The aim is to understand cancer metastasis and to address issues critical to patient care. The goal of one of our projects is the identification of metastasis competent breast cancer cells. Metastasis to distant organs is a major cause of death for breast cancer patients. Yet, paradoxically, metastasis is an inefficient process and most cells in primary tumors, and even most tumor cells that disseminate from primary tumors, fail to complete the metastatic process. We hypothesize that tumor cells with metastatic competence are a distinct subset that expresses specific cell surface receptors involved in the multi-step process of metastasis. These receptors, while critical for metastasis, are not necessarily expressed in the cells in established metastases, reminiscent of temporal, selective gene expression in other cellular differentiation processes that occur during normal development. We are using a novel phage display methodology to identify the phenotype of breast cancer cells with metastatic competence. It is based on the observation that phage can enter mammalian cells by receptor-mediated processes and that phage DNA persists in infected cells for weeks. A heterogeneous cancer cell population is labeled at t=0 with phage displaying a library of peptide ligands. After the cells have completed the process of metastasis, phage DNA encoding the ligand that enabled the phage to enter the original cell can be recovered and analyzed. The extraordinary power of this genetic tagging approach resides in its ability to capture biomarking signatures of the original cells, irrespective of whether these biomarkers are lost in differentiation. Our goal is to identify and validate a unique biomarking signature of metastasis competent breast cancer cells, to discover thereby new prognostic markers and ultimately to develop biological therapies that can be used in combination with or instead of cytotoxic therapies. This can impact breast cancer because the lack of good prognostic markers for metastatic disease leads to unnecessary treatment and the lack of effective therapies for early or established metastasis is a major challenge to the cure of poor prognosis patients.
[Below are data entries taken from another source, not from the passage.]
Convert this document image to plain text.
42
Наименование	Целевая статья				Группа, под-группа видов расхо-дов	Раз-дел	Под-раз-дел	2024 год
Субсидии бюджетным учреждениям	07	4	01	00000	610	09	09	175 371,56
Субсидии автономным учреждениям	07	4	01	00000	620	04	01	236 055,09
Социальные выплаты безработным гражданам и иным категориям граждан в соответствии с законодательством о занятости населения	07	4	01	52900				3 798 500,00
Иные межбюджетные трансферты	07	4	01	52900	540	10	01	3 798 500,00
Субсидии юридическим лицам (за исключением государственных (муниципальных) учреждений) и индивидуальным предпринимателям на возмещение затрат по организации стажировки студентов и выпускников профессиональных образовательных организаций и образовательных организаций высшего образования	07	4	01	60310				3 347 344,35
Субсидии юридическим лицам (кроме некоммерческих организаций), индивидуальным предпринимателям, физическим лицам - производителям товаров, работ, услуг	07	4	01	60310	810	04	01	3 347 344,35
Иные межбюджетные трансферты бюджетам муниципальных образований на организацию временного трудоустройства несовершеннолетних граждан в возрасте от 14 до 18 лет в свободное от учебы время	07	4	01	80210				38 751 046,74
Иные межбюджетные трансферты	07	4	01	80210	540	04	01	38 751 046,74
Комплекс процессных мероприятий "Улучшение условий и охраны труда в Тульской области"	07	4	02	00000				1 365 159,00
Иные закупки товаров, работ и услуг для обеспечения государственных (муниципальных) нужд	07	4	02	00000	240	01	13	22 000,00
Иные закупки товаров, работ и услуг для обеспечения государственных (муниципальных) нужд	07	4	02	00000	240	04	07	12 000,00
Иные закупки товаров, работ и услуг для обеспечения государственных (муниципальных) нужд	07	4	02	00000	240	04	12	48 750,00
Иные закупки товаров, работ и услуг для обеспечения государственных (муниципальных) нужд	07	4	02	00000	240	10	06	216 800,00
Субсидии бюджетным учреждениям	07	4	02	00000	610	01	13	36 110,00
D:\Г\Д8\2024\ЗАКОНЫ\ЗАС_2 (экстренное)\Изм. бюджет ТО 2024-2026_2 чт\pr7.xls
Another focus of the Mueller Lab's research remains the role of the tissue factor (TF)-initiated coagulation pathways in cancer development, angiogenesis and metastasis. We have defined relevant TF-driven signaling pathways through protease-activated receptors (PARs) and are identifying the underlying signaling mechanisms using transgenic and transplanted cancer models. One goal is to determine whether TF and PARs can be therapeutic targets in cancer, particularly if treatments can be developed that inhibit signaling rather than procoagulant function.